We call on every branch committee to meet and to vote to call a Special Delegate Conference. A draft motion is included at the bottom.
Events have moved rapidly since Annual Delegate Conference in May, and the vaulting ambition of the General Secretary and President, to essentially run the union by decree regardless of what they can or can’t get passed by the elected National Executive Committee, is a massive danger to the union itself.
Broad Left Network stands for a fighting, democratic union, with socialist policies. Every word – fighting, democratic, socialist – has meaning stretching back to the origins of the modern trade union movement. We must have a union that is a vehicle for class struggle, to win for our members.
Bureaucratic obstruction is the polar opposite of class struggle.
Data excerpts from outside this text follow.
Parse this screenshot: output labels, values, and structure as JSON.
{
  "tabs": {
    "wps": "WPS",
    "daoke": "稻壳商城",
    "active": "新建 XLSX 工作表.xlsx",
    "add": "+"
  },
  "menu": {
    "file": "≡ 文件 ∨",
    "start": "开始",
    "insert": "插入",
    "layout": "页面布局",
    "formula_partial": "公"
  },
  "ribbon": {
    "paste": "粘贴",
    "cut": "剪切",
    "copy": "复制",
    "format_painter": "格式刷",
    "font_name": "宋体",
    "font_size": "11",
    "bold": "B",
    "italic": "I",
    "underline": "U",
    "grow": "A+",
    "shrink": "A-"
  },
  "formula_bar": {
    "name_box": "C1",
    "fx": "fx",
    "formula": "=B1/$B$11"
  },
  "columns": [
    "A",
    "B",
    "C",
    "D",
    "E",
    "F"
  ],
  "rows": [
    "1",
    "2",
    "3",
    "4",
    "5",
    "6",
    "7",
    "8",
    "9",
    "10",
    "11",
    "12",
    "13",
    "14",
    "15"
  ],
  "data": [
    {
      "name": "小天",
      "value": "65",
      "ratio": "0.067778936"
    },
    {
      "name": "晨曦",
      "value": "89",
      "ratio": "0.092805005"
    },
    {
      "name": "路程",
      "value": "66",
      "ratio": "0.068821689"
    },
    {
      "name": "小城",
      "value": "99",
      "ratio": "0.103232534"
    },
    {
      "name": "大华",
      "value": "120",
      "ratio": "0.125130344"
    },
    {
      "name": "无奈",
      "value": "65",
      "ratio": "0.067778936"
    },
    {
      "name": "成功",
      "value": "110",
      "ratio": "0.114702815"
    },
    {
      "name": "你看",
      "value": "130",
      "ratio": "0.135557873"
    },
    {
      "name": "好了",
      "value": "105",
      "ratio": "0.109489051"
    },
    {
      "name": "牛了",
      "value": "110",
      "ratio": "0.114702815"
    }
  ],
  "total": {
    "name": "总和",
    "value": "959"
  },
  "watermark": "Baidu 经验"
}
We urge all reps to defeat the bureaucratic obstructions of Heathcote and Cavanagh, and to join the Broad Left Network, to help us build a union that can fight and win a serious campaign on pay, jobs and services and can unite workers against racism.
Letter to the General Secretary convoking a Special Delegate Conference
“This branch notes with concern:
• The decision by the President to veto, at every NEC – on June 4, on July 10, on July 17-18 and on 12 August, detailed and serious motions put forward by the NEC majority on many issues including the national campaign, thereby delaying and damaging the prospects for a serious campaign covering the demands of motion A315.
• The decision by the General Secretary to block papers put to the NEC by the elected Assistant General Secretary, and her assertion that AGS papers must be cleared by the General Secretary. The AGS is elected independently of the GS and is accountable to the NEC, not to the General Secretary.
• The decisions by the General Secretary to make major financial changes in the union, without discussion with or approval by any elected body in PCS, in such a way as threatens the financial security of the union.
• The need for a more robust anti-racist, anti-austerity strategy: not merely to put safety demands on the Cabinet Office, or to encourage participation in the demonstrations against the race riots, but to link our opposition to racism to our class demands, to mobilise the entire labour movement and to more robustly demonstrate to civil service employers and the Cabinet Office,
This branch therefore invokes Supplementary Rule 6.6 of the PCS Union Rule Book. This states as follows:
“6.6. A Special Delegate Conference may be called by the NEC, or, on receipt by the General Secretary of a written application by Branches together representing one quarter or more of the membership”
This branch agrees that there should be a Special Delegate Conference and instructs the Secretary to write to the General Secretary, to demand a Special Delegate Conference, by forwarding this motion.”